Hace algún tiempo, no sabría decir cuanto, le veía bajar la avenida bien temprano junto a quien yo suponía era su madre. Vestían monos de trabajo, de fuertes colores, de esos que llevan los servicios de limpieza del Ayuntamiento. En este caso quedaba claro a simple vista que formaban parte de los trabajadores del mantenimiento del parque, puestos reservados para personas en severo riesgo de exclusión social. Los barrenderos de vías urbanas, los conductores de camiones de la basura, los jardineros...todos estos van aparte, por subcontrata. Muchos de ellos cobran buenos sueldos; algunos, por antigüedad y todo lo demás, incluso muy buenos. Pero esta gente juega en otra división, en la última: tras ella sólo queda el trapicheo, la prostitución o la mendicidad. Quizá sea por esto que prácticamente todas son mujeres. En las mañanas de verano, a eso de las siete y pico, veo pasar a alguna por la puerta del bar mientras voy sacando y extendiendo la pequeña terraza. Mucho pelo teñido, mucho perfume fuerte, los ojos derrumbados sobre el móvil y casi siempre solas. Luego, a la tarde, a eso de las dos y media, hay veces que me las encuentro mucho más animadas, regresando en pequeños grupos a sus hogares en el barrio pobre, ese que queda al otro lado de la carretera de circunvalación.
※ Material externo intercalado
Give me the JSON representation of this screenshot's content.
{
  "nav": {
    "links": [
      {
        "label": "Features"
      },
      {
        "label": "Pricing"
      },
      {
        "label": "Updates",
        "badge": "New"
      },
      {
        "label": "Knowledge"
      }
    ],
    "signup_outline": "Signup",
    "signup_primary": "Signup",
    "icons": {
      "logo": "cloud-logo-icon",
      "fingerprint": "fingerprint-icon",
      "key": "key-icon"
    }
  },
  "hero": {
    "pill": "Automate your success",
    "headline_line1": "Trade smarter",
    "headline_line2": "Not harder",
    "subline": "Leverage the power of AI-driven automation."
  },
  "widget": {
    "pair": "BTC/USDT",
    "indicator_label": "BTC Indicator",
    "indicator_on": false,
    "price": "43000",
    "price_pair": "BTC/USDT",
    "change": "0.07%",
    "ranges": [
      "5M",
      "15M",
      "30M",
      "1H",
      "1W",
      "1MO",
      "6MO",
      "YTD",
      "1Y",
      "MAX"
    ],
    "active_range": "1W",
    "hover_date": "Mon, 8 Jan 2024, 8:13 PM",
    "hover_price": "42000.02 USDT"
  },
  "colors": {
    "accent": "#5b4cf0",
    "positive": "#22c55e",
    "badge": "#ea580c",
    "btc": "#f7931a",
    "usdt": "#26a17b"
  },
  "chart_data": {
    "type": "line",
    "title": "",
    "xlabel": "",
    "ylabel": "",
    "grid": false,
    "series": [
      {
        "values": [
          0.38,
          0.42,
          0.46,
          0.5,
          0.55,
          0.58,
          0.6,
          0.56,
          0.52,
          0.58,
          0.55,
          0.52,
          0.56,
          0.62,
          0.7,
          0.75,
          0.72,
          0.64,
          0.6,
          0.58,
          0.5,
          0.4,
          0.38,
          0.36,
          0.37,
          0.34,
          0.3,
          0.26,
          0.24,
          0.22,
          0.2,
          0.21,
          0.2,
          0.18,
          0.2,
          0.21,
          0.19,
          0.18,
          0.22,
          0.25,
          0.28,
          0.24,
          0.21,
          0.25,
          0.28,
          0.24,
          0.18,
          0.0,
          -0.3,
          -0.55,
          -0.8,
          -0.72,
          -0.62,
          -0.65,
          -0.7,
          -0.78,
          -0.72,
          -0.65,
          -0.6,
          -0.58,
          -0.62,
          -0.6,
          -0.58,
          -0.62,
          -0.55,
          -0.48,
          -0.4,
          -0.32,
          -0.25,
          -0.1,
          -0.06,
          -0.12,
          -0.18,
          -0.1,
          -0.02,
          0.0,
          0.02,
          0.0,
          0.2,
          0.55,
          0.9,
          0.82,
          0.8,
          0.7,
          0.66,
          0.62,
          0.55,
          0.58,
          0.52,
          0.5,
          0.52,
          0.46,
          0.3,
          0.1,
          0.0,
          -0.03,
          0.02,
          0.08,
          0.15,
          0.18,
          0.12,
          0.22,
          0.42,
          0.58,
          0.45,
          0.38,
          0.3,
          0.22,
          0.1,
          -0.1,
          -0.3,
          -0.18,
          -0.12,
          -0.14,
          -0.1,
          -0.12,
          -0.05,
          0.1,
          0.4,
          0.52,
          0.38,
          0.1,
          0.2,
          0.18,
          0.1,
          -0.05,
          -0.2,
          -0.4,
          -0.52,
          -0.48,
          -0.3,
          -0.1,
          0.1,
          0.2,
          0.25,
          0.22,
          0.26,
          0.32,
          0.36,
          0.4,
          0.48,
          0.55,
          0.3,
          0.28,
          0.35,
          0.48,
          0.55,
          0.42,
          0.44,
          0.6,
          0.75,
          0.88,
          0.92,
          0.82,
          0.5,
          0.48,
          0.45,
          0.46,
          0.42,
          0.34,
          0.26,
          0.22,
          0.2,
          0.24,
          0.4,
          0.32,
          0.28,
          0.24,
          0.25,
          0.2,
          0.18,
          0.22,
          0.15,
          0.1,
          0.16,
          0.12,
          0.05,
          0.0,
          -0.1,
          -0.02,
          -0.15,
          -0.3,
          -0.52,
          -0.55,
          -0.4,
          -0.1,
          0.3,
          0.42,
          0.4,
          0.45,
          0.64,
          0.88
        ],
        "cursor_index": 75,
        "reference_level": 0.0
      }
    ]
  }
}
Aquel chico de errático caminar lo hacía unos pasos detrás de aquella mujer, madre o hermana mayor, quien sabe. Esta siempre iba mirando al suelo, hablándole entre susurros; él, sin embargo, andaba en silencio, como un gangster en barrio enemigo que tuviese el campo de visión circunscrito a la posición del cuello.
No duraron mucho. No duran mucho. Recuerdo a un conocido gitanillo que apenas aguantó un par de semanas. Prefirió seguir vendiendo calcetines y calzoncillos de bar en bar, a su aire. No pueden trabajar por leve que sea el trabajo, estar sujetos a un horario, es algo superior a su ánimo. Siempre habrá algo por ahí.
La mujer aguantó algo más que el chico. Las bromas brutales, las humillaciones, debían de ser terribles para personas tan sensibles como lo son los enfermos mentales. Era un dolor verla. En ocasiones la vi pasar con lágrimas en los ojos. Se te partía el corazón.
Salí a fumar a la puerta del bar. Una clienta, una tiarrona, hablaba por teléfono mientras deambulaba bajo los toldos. Una chica fuerte, casada, el marido dentro jugando a la tragaperras. Miré hacia el otro lado y vi a aquel chaval. Apenas cinco metros nos separaban. Parecía todavía más nervioso que como le recordaba. Un andar eléctrico, como a espasmos, y sin embargo esta vez llevaba la mirada casi fija.
Y al pasar al lado de la mujer agitó la mano y una especie de grotesca sonrisa se dibujó en su feo rostro, sonrisa y saludo que fueron correspondidos. Y siguió calle abajo mientras ella continuaba la conversación telefónica.